There are upsides to doing things this way. In the words of Oscar Wilde: "I never travel without my diary. One should always have something sensational to read on the train." I suspect my journal is sensational for far less sensational reasons than Oscar's might have been, but when I find myself "stuck somewhere" ~ a bus stop, or waiting for an appointment or at The Railway (more about this in some future post), I have something interesting to read, as my journal is crammed full of cool stuff that other people are doing or have done, and I've got plenty of blank pages to play with should I get inspired by what I've just read. And I really genuinely do travel with it 100% of the time. Next time you see me, ask me and, Yes, I will have it with me.

There are downsides to a paper journal though.

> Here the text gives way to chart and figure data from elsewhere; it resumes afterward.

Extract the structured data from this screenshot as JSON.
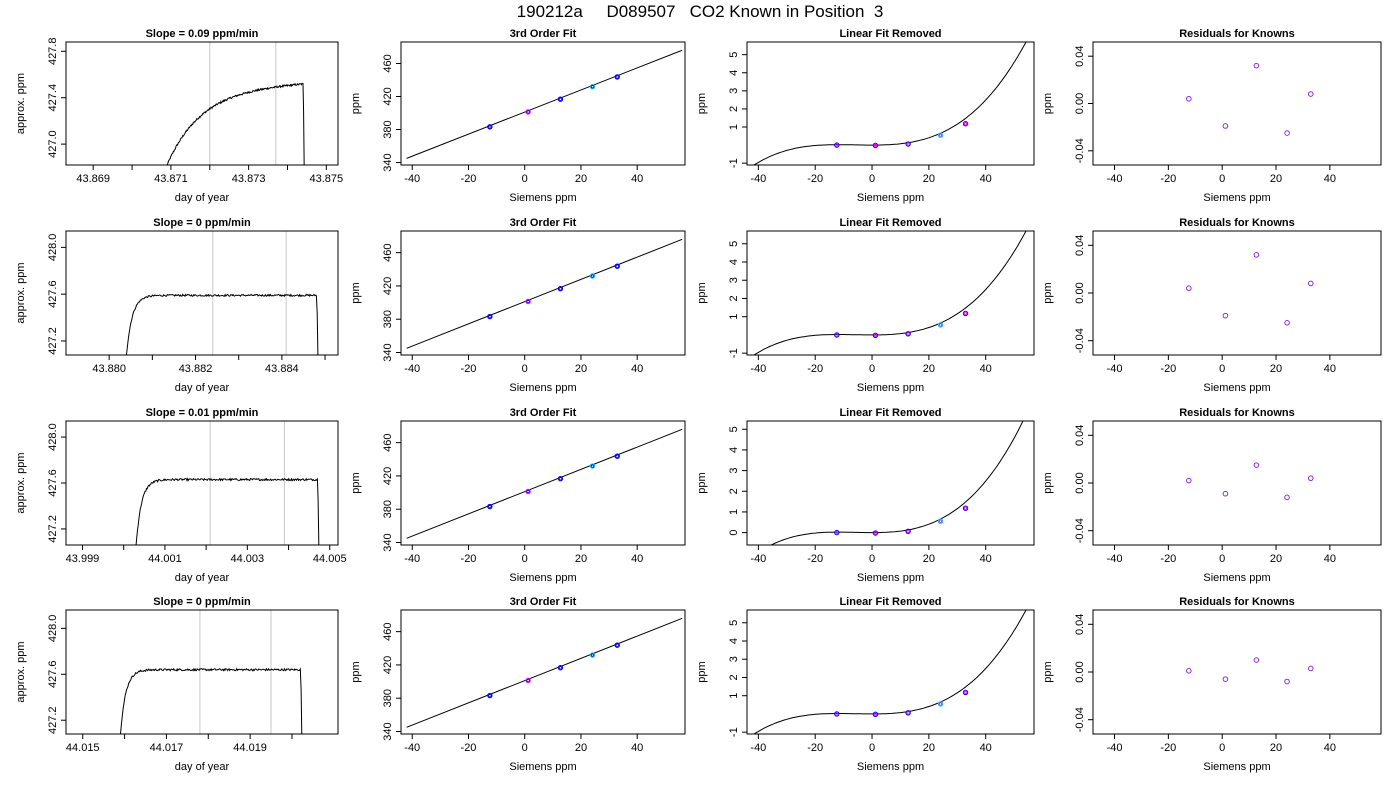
{
  "page": {
    "title": "190212a     D089507   CO2 Known in Position  3"
  },
  "style": {
    "trace_color": "#000000",
    "vline_color": "#c8c8c8",
    "point_color_a": "#0000ff",
    "point_color_b": "#ff00ff",
    "point_color_c": "#00bfff",
    "residual_color": "#8a2be2",
    "axis_color": "#000000"
  },
  "chart_data": [
    {
      "panel": "trace",
      "type": "line",
      "title": "Slope =  0.09  ppm/min",
      "xlabel": "day of year",
      "ylabel": "approx. ppm",
      "xlim": [
        43.8683,
        43.8753
      ],
      "ylim": [
        426.82,
        427.88
      ],
      "xticks": [
        "43.869",
        "43.871",
        "43.873",
        "43.875"
      ],
      "xticks_v": [
        43.869,
        43.871,
        43.873,
        43.875
      ],
      "xticks_minor": [
        43.87,
        43.872,
        43.874
      ],
      "yticks": [
        "427.0",
        "427.4",
        "427.8"
      ],
      "yticks_v": [
        427.0,
        427.4,
        427.8
      ],
      "vlines": [
        43.872,
        43.8737
      ],
      "start": 43.8709,
      "end": 43.8744,
      "base": 426.82,
      "plateau": 427.47,
      "rise_k": 0.55,
      "rise_shape": "slow",
      "plateau_slope": 0.06,
      "noise": 0.008
    },
    {
      "panel": "fit",
      "type": "line",
      "title": "3rd Order Fit",
      "xlabel": "Siemens ppm",
      "ylabel": "ppm",
      "xlim": [
        -44,
        57
      ],
      "ylim": [
        337,
        486
      ],
      "xticks": [
        "-40",
        "-20",
        "0",
        "20",
        "40"
      ],
      "xticks_v": [
        -40,
        -20,
        0,
        20,
        40
      ],
      "yticks": [
        "340",
        "380",
        "420",
        "460"
      ],
      "yticks_v": [
        340,
        380,
        420,
        460
      ],
      "line": [
        [
          -42,
          345
        ],
        [
          56,
          476
        ]
      ],
      "points": [
        [
          -12.4,
          383.2
        ],
        [
          1.2,
          401.3
        ],
        [
          12.7,
          416.7
        ],
        [
          24.1,
          431.9
        ],
        [
          32.9,
          443.7
        ]
      ]
    },
    {
      "panel": "resid_fit",
      "type": "line",
      "title": "Linear Fit Removed",
      "xlabel": "Siemens ppm",
      "ylabel": "ppm",
      "xlim": [
        -44,
        57
      ],
      "ylim": [
        -1.1,
        5.7
      ],
      "xticks": [
        "-40",
        "-20",
        "0",
        "20",
        "40"
      ],
      "xticks_v": [
        -40,
        -20,
        0,
        20,
        40
      ],
      "yticks": [
        "-1",
        "1",
        "2",
        "3",
        "4",
        "5"
      ],
      "yticks_v": [
        -1,
        1,
        2,
        3,
        4,
        5
      ],
      "points": [
        [
          -12.4,
          0.0
        ],
        [
          1.2,
          -0.02
        ],
        [
          12.7,
          0.06
        ],
        [
          24.1,
          0.55
        ],
        [
          32.9,
          1.18
        ]
      ]
    },
    {
      "panel": "knowns",
      "type": "scatter",
      "title": "Residuals for Knowns",
      "xlabel": "Siemens ppm",
      "ylabel": "ppm",
      "xlim": [
        -48,
        59
      ],
      "ylim": [
        -0.052,
        0.052
      ],
      "xticks": [
        "-40",
        "-20",
        "0",
        "20",
        "40"
      ],
      "xticks_v": [
        -40,
        -20,
        0,
        20,
        40
      ],
      "yticks": [
        "-0.04",
        "0.00",
        "0.04"
      ],
      "yticks_v": [
        -0.04,
        0.0,
        0.04
      ],
      "points": [
        [
          -12.4,
          0.004
        ],
        [
          1.2,
          -0.019
        ],
        [
          12.7,
          0.032
        ],
        [
          24.1,
          -0.025
        ],
        [
          32.9,
          0.008
        ]
      ]
    },
    {
      "panel": "trace",
      "type": "line",
      "title": "Slope =  0  ppm/min",
      "xlabel": "day of year",
      "ylabel": "approx. ppm",
      "xlim": [
        43.879,
        43.8853
      ],
      "ylim": [
        427.08,
        428.14
      ],
      "xticks": [
        "43.880",
        "43.882",
        "43.884"
      ],
      "xticks_v": [
        43.88,
        43.882,
        43.884
      ],
      "xticks_minor": [
        43.881,
        43.883,
        43.885
      ],
      "yticks": [
        "427.2",
        "427.6",
        "428.0"
      ],
      "yticks_v": [
        427.2,
        427.6,
        428.0
      ],
      "vlines": [
        43.8824,
        43.8841
      ],
      "start": 43.8804,
      "end": 43.8848,
      "base": 427.08,
      "plateau": 427.59,
      "rise_k": 0.18,
      "rise_shape": "fast",
      "plateau_slope": 0.0,
      "noise": 0.008
    },
    {
      "panel": "fit",
      "type": "line",
      "title": "3rd Order Fit",
      "xlabel": "Siemens ppm",
      "ylabel": "ppm",
      "xlim": [
        -44,
        57
      ],
      "ylim": [
        337,
        486
      ],
      "xticks": [
        "-40",
        "-20",
        "0",
        "20",
        "40"
      ],
      "xticks_v": [
        -40,
        -20,
        0,
        20,
        40
      ],
      "yticks": [
        "340",
        "380",
        "420",
        "460"
      ],
      "yticks_v": [
        340,
        380,
        420,
        460
      ],
      "line": [
        [
          -42,
          345
        ],
        [
          56,
          476
        ]
      ],
      "points": [
        [
          -12.4,
          383.2
        ],
        [
          1.2,
          401.3
        ],
        [
          12.7,
          416.7
        ],
        [
          24.1,
          431.9
        ],
        [
          32.9,
          443.7
        ]
      ]
    },
    {
      "panel": "resid_fit",
      "type": "line",
      "title": "Linear Fit Removed",
      "xlabel": "Siemens ppm",
      "ylabel": "ppm",
      "xlim": [
        -44,
        57
      ],
      "ylim": [
        -1.1,
        5.7
      ],
      "xticks": [
        "-40",
        "-20",
        "0",
        "20",
        "40"
      ],
      "xticks_v": [
        -40,
        -20,
        0,
        20,
        40
      ],
      "yticks": [
        "-1",
        "1",
        "2",
        "3",
        "4",
        "5"
      ],
      "yticks_v": [
        -1,
        1,
        2,
        3,
        4,
        5
      ],
      "points": [
        [
          -12.4,
          0.0
        ],
        [
          1.2,
          -0.02
        ],
        [
          12.7,
          0.06
        ],
        [
          24.1,
          0.55
        ],
        [
          32.9,
          1.18
        ]
      ]
    },
    {
      "panel": "knowns",
      "type": "scatter",
      "title": "Residuals for Knowns",
      "xlabel": "Siemens ppm",
      "ylabel": "ppm",
      "xlim": [
        -48,
        59
      ],
      "ylim": [
        -0.052,
        0.052
      ],
      "xticks": [
        "-40",
        "-20",
        "0",
        "20",
        "40"
      ],
      "xticks_v": [
        -40,
        -20,
        0,
        20,
        40
      ],
      "yticks": [
        "-0.04",
        "0.00",
        "0.04"
      ],
      "yticks_v": [
        -0.04,
        0.0,
        0.04
      ],
      "points": [
        [
          -12.4,
          0.004
        ],
        [
          1.2,
          -0.019
        ],
        [
          12.7,
          0.032
        ],
        [
          24.1,
          -0.025
        ],
        [
          32.9,
          0.008
        ]
      ]
    },
    {
      "panel": "trace",
      "type": "line",
      "title": "Slope =  0.01  ppm/min",
      "xlabel": "day of year",
      "ylabel": "approx. ppm",
      "xlim": [
        43.9986,
        44.0052
      ],
      "ylim": [
        427.06,
        428.14
      ],
      "xticks": [
        "43.999",
        "44.001",
        "44.003",
        "44.005"
      ],
      "xticks_v": [
        43.999,
        44.001,
        44.003,
        44.005
      ],
      "xticks_minor": [
        44.0,
        44.002,
        44.004
      ],
      "yticks": [
        "427.2",
        "427.6",
        "428.0"
      ],
      "yticks_v": [
        427.2,
        427.6,
        428.0
      ],
      "vlines": [
        44.0021,
        44.0039
      ],
      "start": 44.0003,
      "end": 44.0047,
      "base": 427.06,
      "plateau": 427.63,
      "rise_k": 0.18,
      "rise_shape": "fast",
      "plateau_slope": 0.01,
      "noise": 0.009
    },
    {
      "panel": "fit",
      "type": "line",
      "title": "3rd Order Fit",
      "xlabel": "Siemens ppm",
      "ylabel": "ppm",
      "xlim": [
        -44,
        57
      ],
      "ylim": [
        337,
        486
      ],
      "xticks": [
        "-40",
        "-20",
        "0",
        "20",
        "40"
      ],
      "xticks_v": [
        -40,
        -20,
        0,
        20,
        40
      ],
      "yticks": [
        "340",
        "380",
        "420",
        "460"
      ],
      "yticks_v": [
        340,
        380,
        420,
        460
      ],
      "line": [
        [
          -42,
          345
        ],
        [
          56,
          476
        ]
      ],
      "points": [
        [
          -12.4,
          383.2
        ],
        [
          1.2,
          401.3
        ],
        [
          12.7,
          416.7
        ],
        [
          24.1,
          431.9
        ],
        [
          32.9,
          443.7
        ]
      ]
    },
    {
      "panel": "resid_fit",
      "type": "line",
      "title": "Linear Fit Removed",
      "xlabel": "Siemens ppm",
      "ylabel": "ppm",
      "xlim": [
        -44,
        57
      ],
      "ylim": [
        -0.6,
        5.4
      ],
      "xticks": [
        "-40",
        "-20",
        "0",
        "20",
        "40"
      ],
      "xticks_v": [
        -40,
        -20,
        0,
        20,
        40
      ],
      "yticks": [
        "0",
        "1",
        "2",
        "3",
        "4",
        "5"
      ],
      "yticks_v": [
        0,
        1,
        2,
        3,
        4,
        5
      ],
      "points": [
        [
          -12.4,
          0.0
        ],
        [
          1.2,
          -0.02
        ],
        [
          12.7,
          0.06
        ],
        [
          24.1,
          0.55
        ],
        [
          32.9,
          1.18
        ]
      ]
    },
    {
      "panel": "knowns",
      "type": "scatter",
      "title": "Residuals for Knowns",
      "xlabel": "Siemens ppm",
      "ylabel": "ppm",
      "xlim": [
        -48,
        59
      ],
      "ylim": [
        -0.052,
        0.052
      ],
      "xticks": [
        "-40",
        "-20",
        "0",
        "20",
        "40"
      ],
      "xticks_v": [
        -40,
        -20,
        0,
        20,
        40
      ],
      "yticks": [
        "-0.04",
        "0.00",
        "0.04"
      ],
      "yticks_v": [
        -0.04,
        0.0,
        0.04
      ],
      "points": [
        [
          -12.4,
          0.002
        ],
        [
          1.2,
          -0.009
        ],
        [
          12.7,
          0.015
        ],
        [
          24.1,
          -0.012
        ],
        [
          32.9,
          0.004
        ]
      ]
    },
    {
      "panel": "trace",
      "type": "line",
      "title": "Slope =  0  ppm/min",
      "xlabel": "day of year",
      "ylabel": "approx. ppm",
      "xlim": [
        44.0146,
        44.0211
      ],
      "ylim": [
        427.08,
        428.16
      ],
      "xticks": [
        "44.015",
        "44.017",
        "44.019"
      ],
      "xticks_v": [
        44.015,
        44.017,
        44.019
      ],
      "xticks_minor": [
        44.016,
        44.018,
        44.02
      ],
      "yticks": [
        "427.2",
        "427.6",
        "428.0"
      ],
      "yticks_v": [
        427.2,
        427.6,
        428.0
      ],
      "vlines": [
        44.0178,
        44.0195
      ],
      "start": 44.0159,
      "end": 44.0202,
      "base": 427.08,
      "plateau": 427.64,
      "rise_k": 0.18,
      "rise_shape": "fast",
      "plateau_slope": 0.0,
      "noise": 0.009
    },
    {
      "panel": "fit",
      "type": "line",
      "title": "3rd Order Fit",
      "xlabel": "Siemens ppm",
      "ylabel": "ppm",
      "xlim": [
        -44,
        57
      ],
      "ylim": [
        337,
        486
      ],
      "xticks": [
        "-40",
        "-20",
        "0",
        "20",
        "40"
      ],
      "xticks_v": [
        -40,
        -20,
        0,
        20,
        40
      ],
      "yticks": [
        "340",
        "380",
        "420",
        "460"
      ],
      "yticks_v": [
        340,
        380,
        420,
        460
      ],
      "line": [
        [
          -42,
          345
        ],
        [
          56,
          476
        ]
      ],
      "points": [
        [
          -12.4,
          383.2
        ],
        [
          1.2,
          401.3
        ],
        [
          12.7,
          416.7
        ],
        [
          24.1,
          431.9
        ],
        [
          32.9,
          443.7
        ]
      ]
    },
    {
      "panel": "resid_fit",
      "type": "line",
      "title": "Linear Fit Removed",
      "xlabel": "Siemens ppm",
      "ylabel": "ppm",
      "xlim": [
        -44,
        57
      ],
      "ylim": [
        -1.1,
        5.7
      ],
      "xticks": [
        "-40",
        "-20",
        "0",
        "20",
        "40"
      ],
      "xticks_v": [
        -40,
        -20,
        0,
        20,
        40
      ],
      "yticks": [
        "-1",
        "1",
        "2",
        "3",
        "4",
        "5"
      ],
      "yticks_v": [
        -1,
        1,
        2,
        3,
        4,
        5
      ],
      "points": [
        [
          -12.4,
          0.0
        ],
        [
          1.2,
          -0.02
        ],
        [
          12.7,
          0.06
        ],
        [
          24.1,
          0.55
        ],
        [
          32.9,
          1.18
        ]
      ]
    },
    {
      "panel": "knowns",
      "type": "scatter",
      "title": "Residuals for Knowns",
      "xlabel": "Siemens ppm",
      "ylabel": "ppm",
      "xlim": [
        -48,
        59
      ],
      "ylim": [
        -0.052,
        0.052
      ],
      "xticks": [
        "-40",
        "-20",
        "0",
        "20",
        "40"
      ],
      "xticks_v": [
        -40,
        -20,
        0,
        20,
        40
      ],
      "yticks": [
        "-0.04",
        "0.00",
        "0.04"
      ],
      "yticks_v": [
        -0.04,
        0.0,
        0.04
      ],
      "points": [
        [
          -12.4,
          0.001
        ],
        [
          1.2,
          -0.006
        ],
        [
          12.7,
          0.01
        ],
        [
          24.1,
          -0.008
        ],
        [
          32.9,
          0.003
        ]
      ]
    }
  ]
}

It's not searchable, which is becoming a tool to be devoutly wished for the older I get. I can't share my paper journal with anyone who isn't within arm's reach. And I have to keep taking my journal apart to put in new pages every time I "update". The limitations of paper I can live with, and I'll probably never stop making paper journals, but sometimes I'd love to share some of the fun stuff a little bit sooner than the few times a year I happen to show my journal to friends.

So a blog will be somewhere they can peruse the stuff in comfort, click on a link and oh, hey - so that's what she was talking about. Sounds cool to me.

I think I'm done with the introductions ... next post will have something of more substance, probably about art. Or at least more interesting than me talking about me. I promise.

Thursday, July 15, 2010

And I resisted because ...

In the words of Piet Hein in his Grook on Long-winded Authors ...

Long-winded writers I abhor,
and glib, prolific chatters;
give me the ones who tear and gnaw
their hair and pens to tatters:
who find their writing such a chore
they only write what matters.

I feel there's a balance required between being out in the world (blog-wise) saying any old thing that comes to mind, and only saying what matters. The problem with saying any old thing is well ... that you're prone to say any old thing. The problem with saying only what matters is that opinions will be held! Reactions will occur! And there'll be (gasp!) conflict. I'm not a big fan of conflict. So I'm hoping I'll strike some kind of balance here. I expect people will let me know when I get it wrong (by no longer reading or sending me snippy comments). But maybe they'll let me know when I get it right. too. That'd be nice.

Wednesday, July 14, 2010

Everyone says I ought to have a blog

And I've felt it myself sometimes. I know I visit enough blogs, and I really ought to get my toe in the water before it's too late and we're all wired to the net through our cerebral cortex. I thought I'd start by saying something about this image ... She came about as part of a self-portrait collage project a few years ago, and I call her the Art Angel. The angel herself is an announcing angel from a brochure on churches of Italian hill towns. My angel (should you find yourself in that part of the world) is from San Gimignano. She looked a little near-sighted (as am I), so I gave her glasses. And I couldn't resist a little third eye of a spiral on her forehead, or perhaps it's an adornment of some ancient kind. Her halo is the answer from a crossword puzzle book so she is radiating ideas (as do I sometimes). Other than having glasses and radiating ideas, she doesn't look anything like me, so if you're wandering around and happen to see someone who looks like this, I'd advise you not to act like you know her (or her blog). The text along her neckline reads: So many ideas! Must make art! which is pretty much how I feel most of the time. Really.